Wat Betty mocht leren
Haat eet je hart op
In Psalm 30 staat: “HEERE, U hebt mijn ziel uit het graf opgehaald; U hebt mij in het leven behouden, zodat ik in de kuil niet ben neergedaald … U hebt voor mij mijn rouwklacht veranderd in een reidans, U hebt mijn rouwgewaad losgemaakt en mij met blijdschap omgord. Daarom zal mijn eer voor U psalmen zingen en niet zwijgen. HEERE, mijn God, voor eeuwig zal ik U loven” (vers 4, 12, 13).
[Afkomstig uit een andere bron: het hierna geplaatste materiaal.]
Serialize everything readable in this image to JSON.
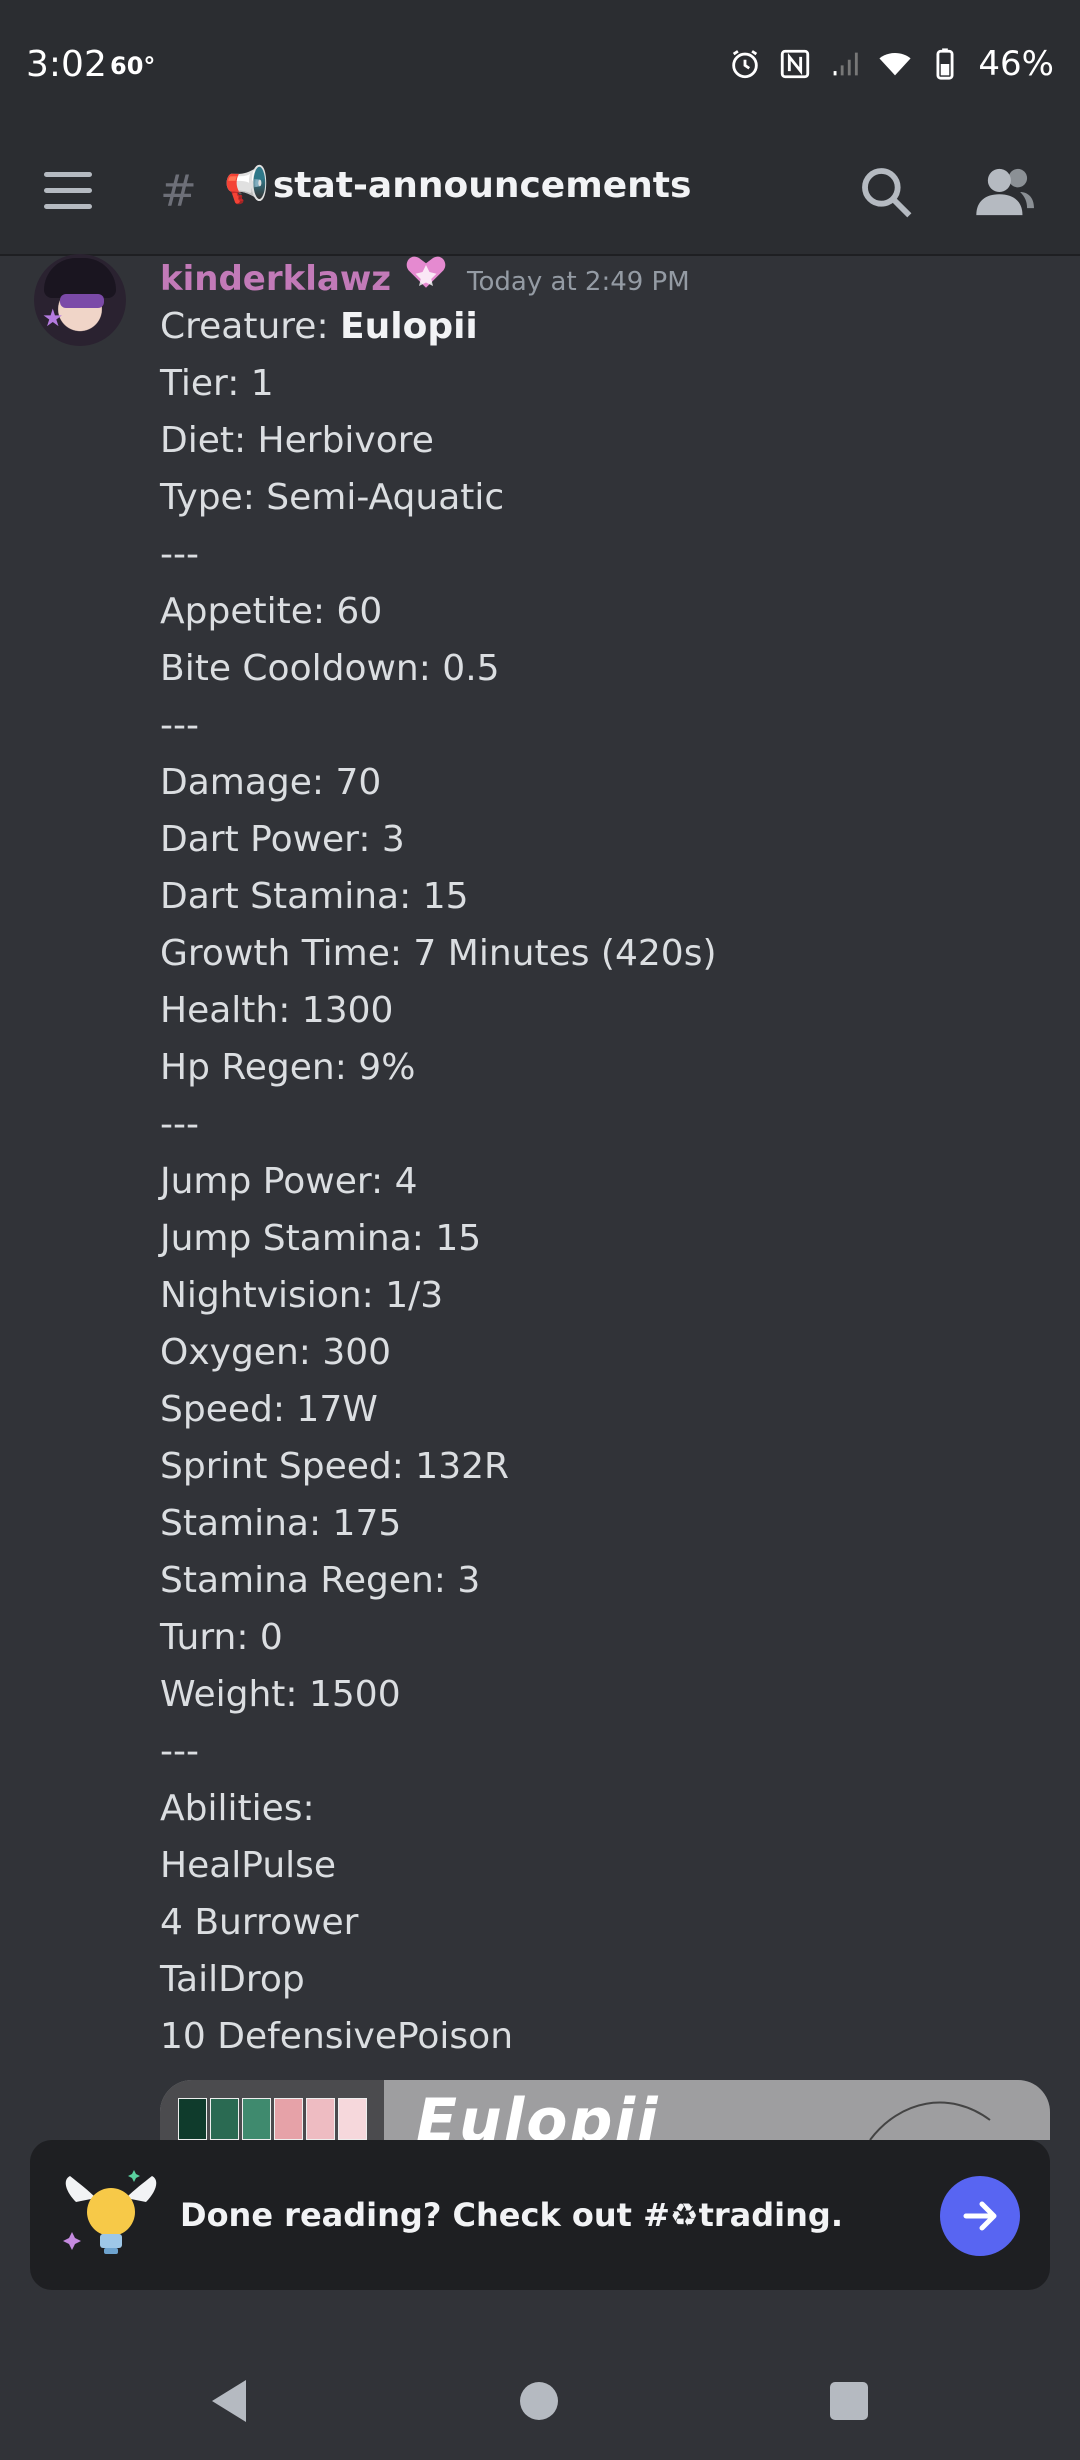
{
  "status_bar": {
    "time": "3:02",
    "temperature": "60°",
    "battery": "46%"
  },
  "app_bar": {
    "channel_emoji": "📢",
    "channel_name": "stat-announcements"
  },
  "message": {
    "username": "kinderklawz",
    "username_color": "#c27ab8",
    "timestamp": "Today at 2:49 PM",
    "creature_label": "Creature: ",
    "creature_name": "Eulopii",
    "lines": [
      "Tier: 1",
      "Diet: Herbivore",
      "Type: Semi-Aquatic",
      "---",
      "Appetite: 60",
      "Bite Cooldown: 0.5",
      "---",
      "Damage: 70",
      "Dart Power: 3",
      "Dart Stamina: 15",
      "Growth Time: 7 Minutes (420s)",
      "Health: 1300",
      "Hp Regen: 9%",
      "---",
      "Jump Power: 4",
      "Jump Stamina: 15",
      "Nightvision: 1/3",
      "Oxygen: 300",
      "Speed: 17W",
      "Sprint Speed: 132R",
      "Stamina: 175",
      "Stamina Regen: 3",
      "Turn: 0",
      "Weight: 1500",
      "---",
      "Abilities:",
      "HealPulse",
      "4 Burrower",
      "TailDrop",
      "10 DefensivePoison"
    ]
  },
  "embed": {
    "title": "Eulopii",
    "swatch_colors": [
      "#0f3b2c",
      "#2a6a52",
      "#3f8a6e",
      "#e6a2a8",
      "#eebcc2",
      "#f6d8dc"
    ]
  },
  "nudge": {
    "text": "Done reading? Check out #♻trading.",
    "accent": "#5865f2"
  },
  "icons": {
    "menu": "hamburger-icon",
    "thread": "thread-icon",
    "search": "search-icon",
    "members": "members-icon",
    "arrow": "arrow-right-icon"
  }
}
Deze Psalm slaat echt op mijn leven. Hij heeft mijn ziel uit het graf met mijn haatgevoelens opgetrokken. Hij heeft mijn rouwklacht veranderd, zodat ik Hem eeuwig kan en mag loven. Haat is iets verschrikkelijks. Het eet geleidelijk je hart op en het maakt je kapot. Toen God de haat met wortel en tak uit mijn leven wegnam, was dat niet alleen een bevrijding voor mijzelf maar ook voor mijn familie, die onder mijn boosheid te lijden had. Als haat in je leven komt, is het belangrijk te weten dat de Heere je ervan wil en kan verlossen. Hij maakt werkelijk vrij!
Gebed
Toen de oorlog voorbij was en ik uit mijn pleeggezin werd meegenomen, is mijn pleegmoeder gericht voor mij gaan bidden. Later heeft Theo’s kerk voor mij gebeden. Ik hoorde dat pas nadat ik op mijn 27e tot geloof kwam. Gebed heeft daarom een hele centrale plek in mijn leven gekregen. Terugkijkend op mijn leven, realiseer ik mij dat de Heere, mede door hun gebed, Zijn beschermende handen op mij had gelegd!
Voetnoot:
1. De titel van de gedichtenbundel is ‘Door de pijn weet ik wat vrijheid is’.